Mısır maalesef eskisinden çok daha kötü oldu. Bir gecede beş bin masum insan Rabia meydanında kurşuna dizildi. On binlerce İhvan mensubu tutuklandı, servetlerine el konuldu yurt dışına kaçabilen kaçtı onlarca lider idam edildi.
Tunusun yeni diktatörü Kays Said belki de dünyanın en barışçıl söyleme sahip partisi Nahda’nın kapısına kilit vurmuş, başta Raşid Gannuşi olmak üzere lider kadrosunu zindanlara atmıştı.
Mısır ve Tunus’ta demokratik seçimler olmuş Merhum Mursi ve Gannuşi halk desteğini de fazlasıyla almışlardı.
Şimdi kadar gözlerimizin önünde cereyan eden bu acı tecrübeye rağmen Suriye’deki son gelişmelere “devrim” diyemiyorsak, çok daha vahim sonuçlarından endişeleniyorsak neden suçlanalım!? Aynı senaryoyu aynı filmi seyretmiş ve nasıl biteceğini gören birinden filmi ilk seyreden kişinin heyecanını beklemek haksızlık değil mi?
Üstelik diğer filimler tatlı başlayıp acıyla sonlanmıştı. Oysa bu film çok da tatlı başlamamış göz göre göre Bilad-ı Şam’ın necis Siyonistlerin işgali ile başlamıştır.
Ama olsun, siz yine de bizimle sevinç narası atın! Atmazsanız diktatörlerin işbirlikçisi hainler olarak sizi damgalarız diyenlere diyoruz ki kusura bakmayın biz ahmak değiliz, olmayacağız. Bu sefer sevineceksek dahi filmin sonunu bekleyeceğiz. Siz bol bol sevinirken biz sevincinizin kursağınızda kalmaması için rabbimize yalvarıyor olacağız.
Merhum Mursi’nin küresel Siyonizm’i ürkütmemek için Gazze’ye açılan tünellere su basmasına, (1)
Raşid Gannuşi hakkı olan başbakanlıktan feragat etmesine ve sayısız tavizler vermesine (2) rağmen Küresel Siyonizm şerrinden kurtulamadılar.

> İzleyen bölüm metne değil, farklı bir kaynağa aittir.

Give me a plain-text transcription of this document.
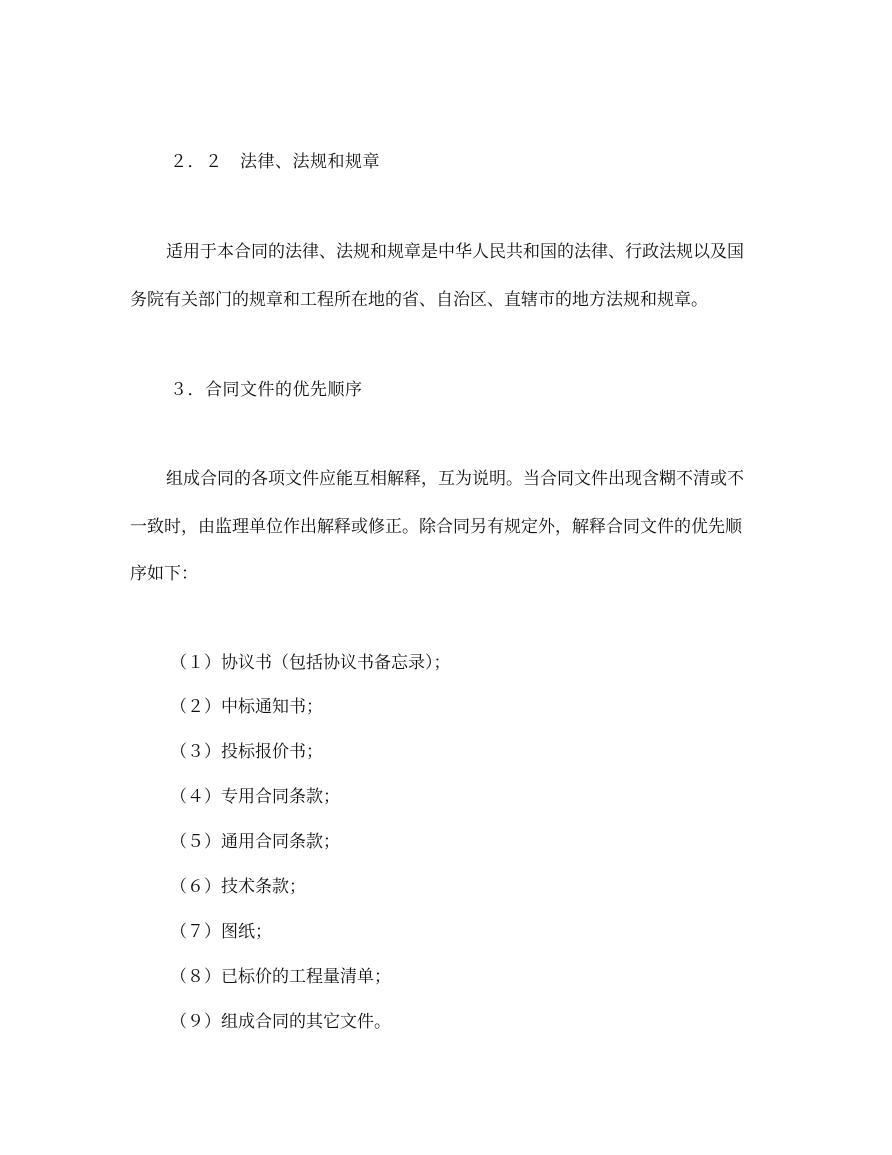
２．２　法律、法规和规章
适用于本合同的法律、法规和规章是中华人民共和国的法律、行政法规以及国
务院有关部门的规章和工程所在地的省、自治区、直辖市的地方法规和规章。
３．合同文件的优先顺序
组成合同的各项文件应能互相解释，互为说明。当合同文件出现含糊不清或不
一致时，由监理单位作出解释或修正。除合同另有规定外，解释合同文件的优先顺
序如下：
（１）协议书（包括协议书备忘录）；
（２）中标通知书；
（３）投标报价书；
（４）专用合同条款；
（５）通用合同条款；
（６）技术条款；
（７）图纸；
（８）已标价的工程量清单；
（９）组成合同的其它文件。
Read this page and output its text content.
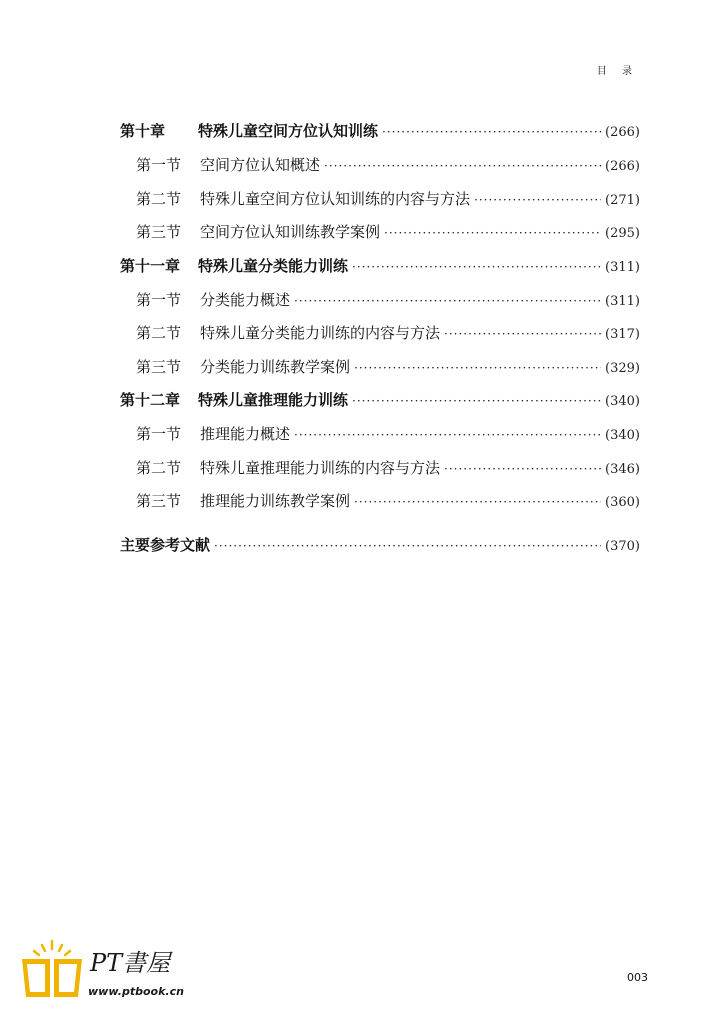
目 录
第十章	特殊儿童空间方位认知训练 ·····	(266)
第一节 空间方位认知概述 ·····	(266)
第二节 特殊儿童空间方位认知训练的内容与方法 ·····	(271)
第三节 空间方位认知训练教学案例 ·····	(295)
第十一章 特殊儿童分类能力训练 ·····	(311)
第一节 分类能力概述 ·····	(311)
第二节 特殊儿童分类能力训练的内容与方法 ·····	(317)
第三节 分类能力训练教学案例 ·····	(329)
第十二章 特殊儿童推理能力训练 ·····	(340)
第一节 推理能力概述 ·····	(340)
第二节 特殊儿童推理能力训练的内容与方法 ·····	(346)
第三节 推理能力训练教学案例 ·····	(360)
主要参考文献 ·····	(370)
PT書屋
www.ptbook.cn
003
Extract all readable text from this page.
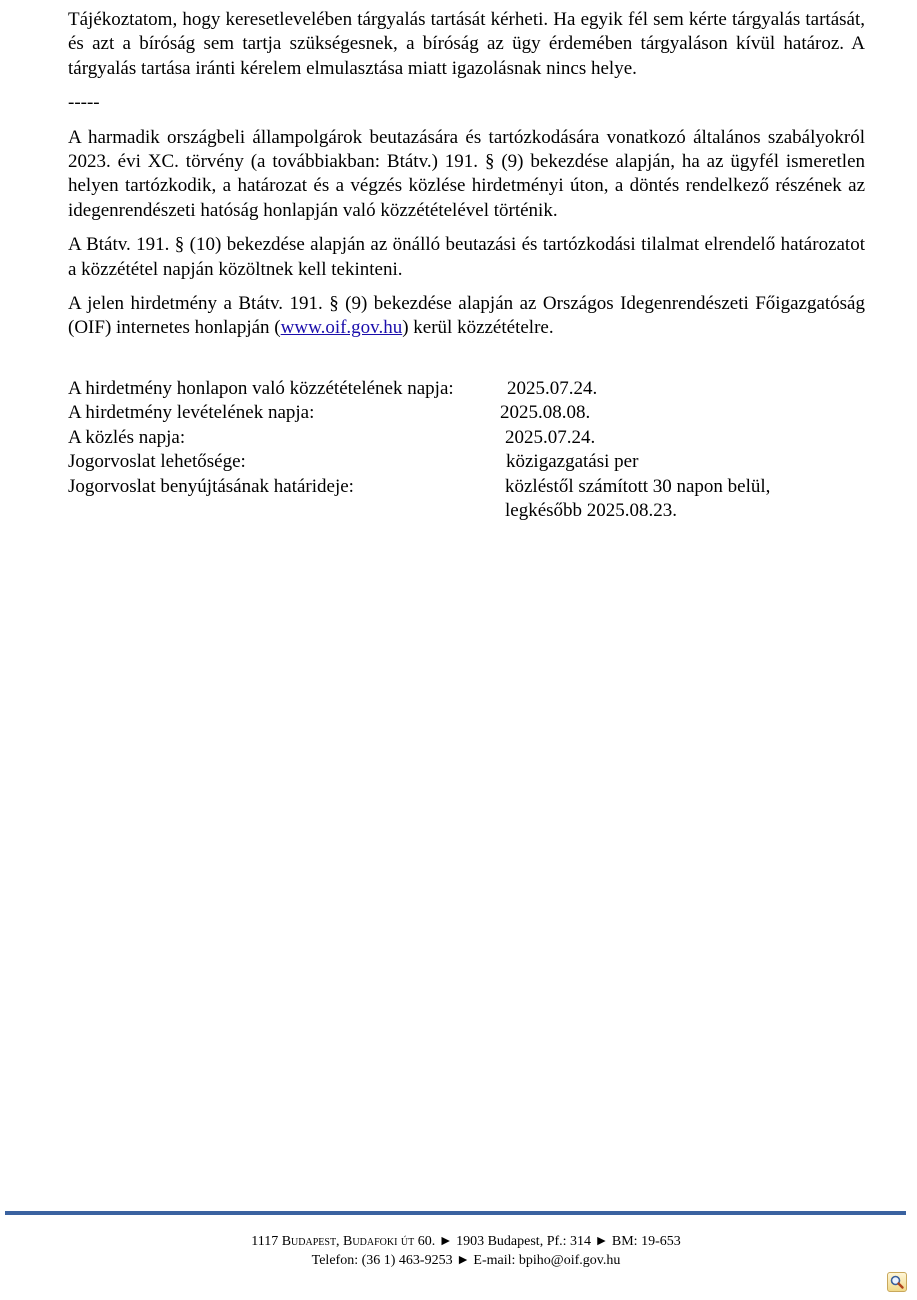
Tájékoztatom, hogy keresetlevelében tárgyalás tartását kérheti. Ha egyik fél sem kérte tárgyalás tartását, és azt a bíróság sem tartja szükségesnek, a bíróság az ügy érdemében tárgyaláson kívül határoz. A tárgyalás tartása iránti kérelem elmulasztása miatt igazolásnak nincs helye.

-----

A harmadik országbeli állampolgárok beutazására és tartózkodására vonatkozó általános szabályokról 2023. évi XC. törvény (a továbbiakban: Btátv.) 191. § (9) bekezdése alapján, ha az ügyfél ismeretlen helyen tartózkodik, a határozat és a végzés közlése hirdetményi úton, a döntés rendelkező részének az idegenrendészeti hatóság honlapján való közzétételével történik.

A Btátv. 191. § (10) bekezdése alapján az önálló beutazási és tartózkodási tilalmat elrendelő határozatot a közzététel napján közöltnek kell tekinteni.

A jelen hirdetmény a Btátv. 191. § (9) bekezdése alapján az Országos Idegenrendészeti Főigazgatóság (OIF) internetes honlapján (www.oif.gov.hu) kerül közzétételre.

A hirdetmény honlapon való közzétételének napja:	2025.07.24.
A hirdetmény levételének napja:	2025.08.08.
A közlés napja:	2025.07.24.
Jogorvoslat lehetősége:	közigazgatási per
Jogorvoslat benyújtásának határideje:	közléstől számított 30 napon belül,
legkésőbb 2025.08.23.
1117 Budapest, Budafoki út 60. ► 1903 Budapest, Pf.: 314 ► BM: 19-653
Telefon: (36 1) 463-9253 ► E-mail: bpiho@oif.gov.hu
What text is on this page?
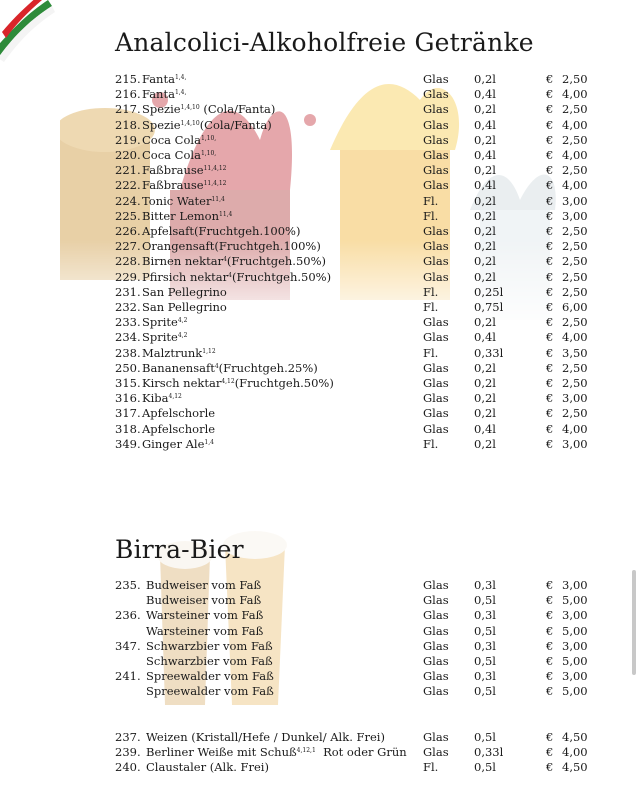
Analcolici-Alkoholfreie Getränke
215. Fanta$^{1,4,}$	Glas 0,2l	€ 2,50
216. Fanta$^{1,4,}$	Glas 0,4l	€ 4,00
217. Spezie$^{1,4,10}$ (Cola/Fanta)	Glas 0,2l	€ 2,50
218. Spezie$^{1,4,10}$(Cola/Fanta)	Glas 0,4l	€ 4,00
219. Coca Cola$^{1,10,}$	Glas 0,2l	€ 2,50
220. Coca Cola$^{1,10,}$	Glas 0,4l	€ 4,00
221. Faßbrause$^{11,4,12}$	Glas 0,2l	€ 2,50
222. Faßbrause$^{11,4,12}$	Glas 0,4l	€ 4,00
224. Tonic Water$^{11,4}$	Fl.	0,2l	€ 3,00
225. Bitter Lemon$^{11,4}$	Fl.	0,2l	€ 3,00
226. Apfelsaft(Fruchtgeh.100%)	Glas 0,2l	€ 2,50
227. Orangensaft(Fruchtgeh.100%)	Glas 0,2l	€ 2,50
228. Birnen nektar$^4$(Fruchtgeh.50%)	Glas 0,2l	€ 2,50
229. Pfirsich nektar$^4$(Fruchtgeh.50%)	Glas 0,2l	€ 2,50
231. San Pellegrino	Fl.	0,25l	€ 2,50
232. San Pellegrino	Fl.	0,75l	€ 6,00
233. Sprite$^{4,2}$	Glas 0,2l	€ 2,50
234. Sprite$^{4,2}$	Glas 0,4l	€ 4,00
238. Malztrunk$^{1,12}$	Fl.	0,33l	€ 3,50
250. Bananensaft$^4$(Fruchtgeh.25%)	Glas 0,2l	€ 2,50
315. Kirsch nektar$^{4,12}$(Fruchtgeh.50%)	Glas 0,2l	€ 2,50
316. Kiba$^{4,12}$	Glas 0,2l	€ 3,00
317. Apfelschorle	Glas 0,2l	€ 2,50
318. Apfelschorle	Glas 0,4l	€ 4,00
349. Ginger Ale$^{1,4}$	Fl.	0,2l	€ 3,00
Birra-Bier
235. Budweiser vom Faß	Glas 0,3l	€ 3,00
Budweiser vom Faß	Glas 0,5l	€ 5,00
236. Warsteiner vom Faß	Glas 0,3l	€ 3,00
Warsteiner vom Faß	Glas 0,5l	€ 5,00
347. Schwarzbier vom Faß	Glas 0,3l	€ 3,00
Schwarzbier vom Faß	Glas 0,5l	€ 5,00
241. Spreewalder vom Faß	Glas 0,3l	€ 3,00
Spreewalder vom Faß	Glas 0,5l	€ 5,00
237. Weizen (Kristall/Hefe / Dunkel/ Alk. Frei)	Glas 0,5l	€ 4,50
239. Berliner Weiße mit Schuß$^{4,12,1}$  Rot oder Grün Glas 0,33l	€ 4,00
240. Claustaler (Alk. Frei)	Fl.	0,5l	€ 4,50
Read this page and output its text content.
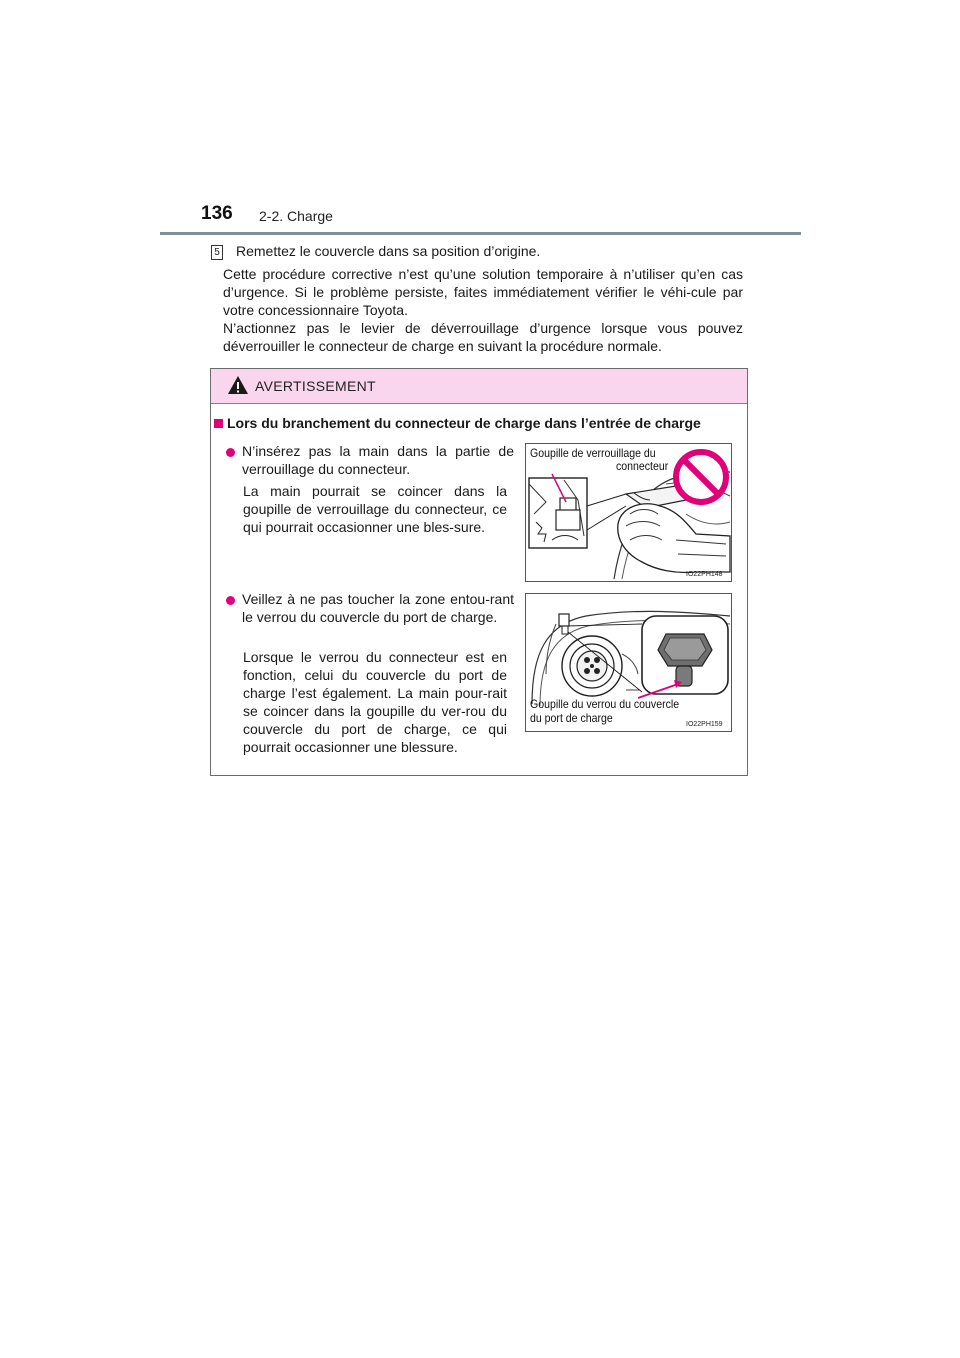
136 2-2. Charge
5 Remettez le couvercle dans sa position d’origine.
Cette procédure corrective n’est qu’une solution temporaire à n’utiliser qu’en cas d’urgence. Si le problème persiste, faites immédiatement vérifier le véhi-cule par votre concessionnaire Toyota.
N’actionnez pas le levier de déverrouillage d’urgence lorsque vous pouvez déverrouiller le connecteur de charge en suivant la procédure normale.
AVERTISSEMENT
Lors du branchement du connecteur de charge dans l’entrée de charge
N’insérez pas la main dans la partie de verrouillage du connecteur.
La main pourrait se coincer dans la goupille de verrouillage du connecteur, ce qui pourrait occasionner une bles-sure.
Goupille de verrouillage du
connecteur
IO22PH148
Veillez à ne pas toucher la zone entou-rant le verrou du couvercle du port de charge.
Lorsque le verrou du connecteur est en fonction, celui du couvercle du port de charge l’est également. La main pour-rait se coincer dans la goupille du ver-rou du couvercle du port de charge, ce qui pourrait occasionner une blessure.
Goupille du verrou du couvercle
du port de charge	IO22PH159
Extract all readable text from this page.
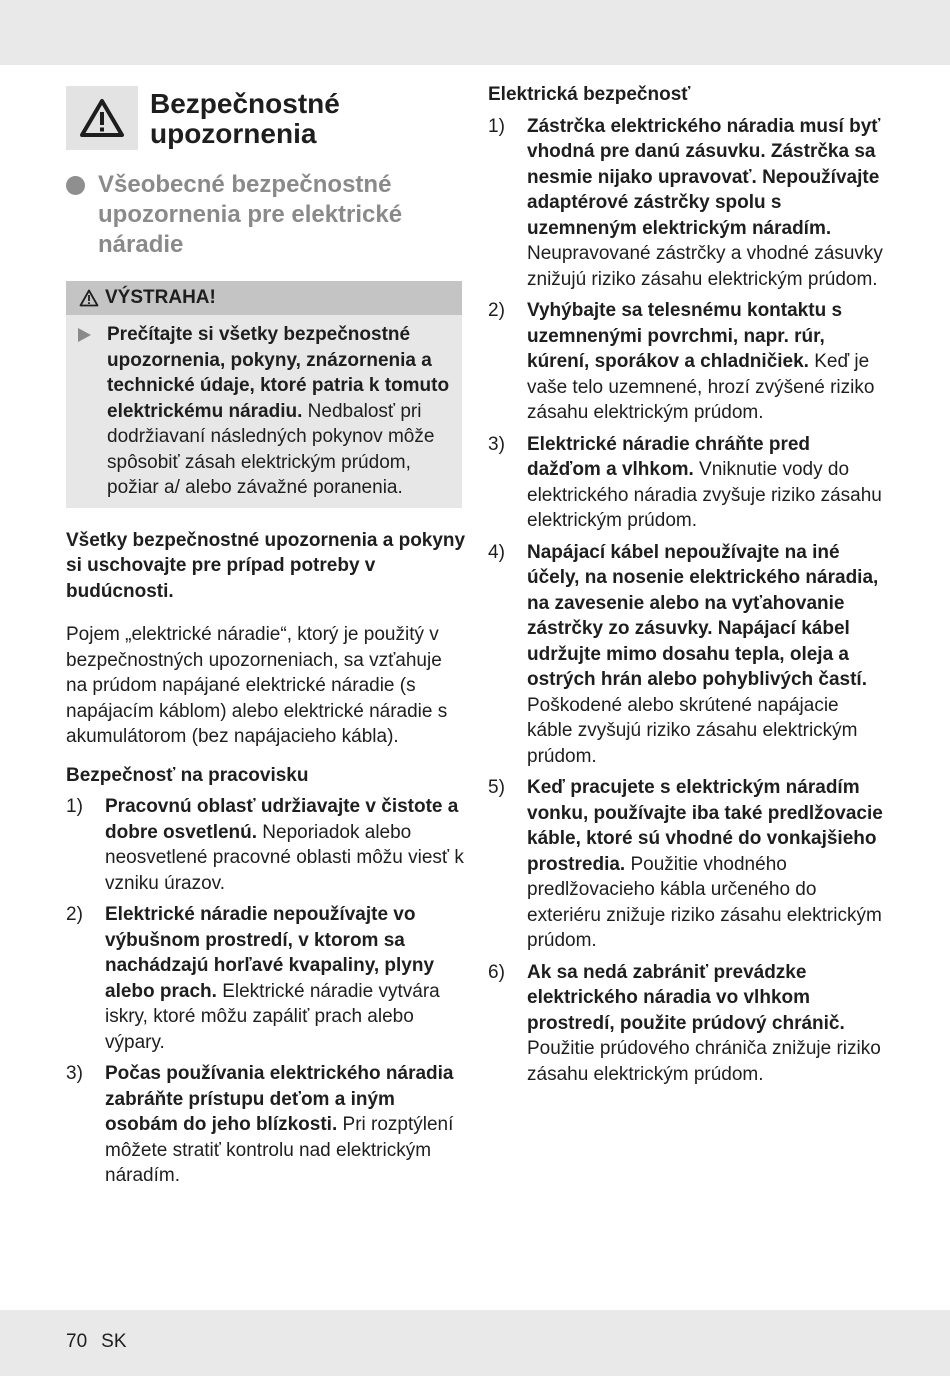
Bezpečnostné upozornenia
Všeobecné bezpečnostné upozornenia pre elektrické náradie
VÝSTRAHA!
Prečítajte si všetky bezpečnostné upozornenia, pokyny, znázornenia a technické údaje, ktoré patria k tomuto elektrickému náradiu. Nedbalosť pri dodržiavaní následných pokynov môže spôsobiť zásah elektrickým prúdom, požiar a/ alebo závažné poranenia.

Všetky bezpečnostné upozornenia a pokyny si uschovajte pre prípad potreby v budúcnosti.

Pojem „elektrické náradie“, ktorý je použitý v bezpečnostných upozorneniach, sa vzťahuje na prúdom napájané elektrické náradie (s napájacím káblom) alebo elektrické náradie s akumulátorom (bez napájacieho kábla).

Bezpečnosť na pracovisku
1)	Pracovnú oblasť udržiavajte v čistote a dobre osvetlenú. Neporiadok alebo neosvetlené pracovné oblasti môžu viesť k vzniku úrazov.
2)	Elektrické náradie nepoužívajte vo výbušnom prostredí, v ktorom sa nachádzajú horľavé kvapaliny, plyny alebo prach. Elektrické náradie vytvára iskry, ktoré môžu zapáliť prach alebo výpary.
3)	Počas používania elektrického náradia zabráňte prístupu deťom a iným osobám do jeho blízkosti. Pri rozptýlení môžete stratiť kontrolu nad elektrickým náradím.
Elektrická bezpečnosť
1)	Zástrčka elektrického náradia musí byť vhodná pre danú zásuvku. Zástrčka sa nesmie nijako upravovať. Nepoužívajte adaptérové zástrčky spolu s uzemneným elektrickým náradím. Neupravované zástrčky a vhodné zásuvky znižujú riziko zásahu elektrickým prúdom.
2)	Vyhýbajte sa telesnému kontaktu s uzemnenými povrchmi, napr. rúr, kúrení, sporákov a chladničiek. Keď je vaše telo uzemnené, hrozí zvýšené riziko zásahu elektrickým prúdom.
3)	Elektrické náradie chráňte pred dažďom a vlhkom. Vniknutie vody do elektrického náradia zvyšuje riziko zásahu elektrickým prúdom.
4)	Napájací kábel nepoužívajte na iné účely, na nosenie elektrického náradia, na zavesenie alebo na vyťahovanie zástrčky zo zásuvky. Napájací kábel udržujte mimo dosahu tepla, oleja a ostrých hrán alebo pohyblivých častí. Poškodené alebo skrútené napájacie káble zvyšujú riziko zásahu elektrickým prúdom.
5)	Keď pracujete s elektrickým náradím vonku, používajte iba také predlžovacie káble, ktoré sú vhodné do vonkajšieho prostredia. Použitie vhodného predlžovacieho kábla určeného do exteriéru znižuje riziko zásahu elektrickým prúdom.
6)	Ak sa nedá zabrániť prevádzke elektrického náradia vo vlhkom prostredí, použite prúdový chránič. Použitie prúdového chrániča znižuje riziko zásahu elektrickým prúdom.
70 SK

Suriye devriminin lideri Golani “ Amerika ve Batı için tehdit değiliz, ortak çıkarlara sahibiz, işgalci Siyonist’le savaşa niyetimiz yok, Suriye İsrail için fırlatma rampası olmayacak” demesine ve Filistin kamplarını kapatıp örgütleri dağıtsa da Küresel Siyonizm’in şerrinden korunabilecek mi?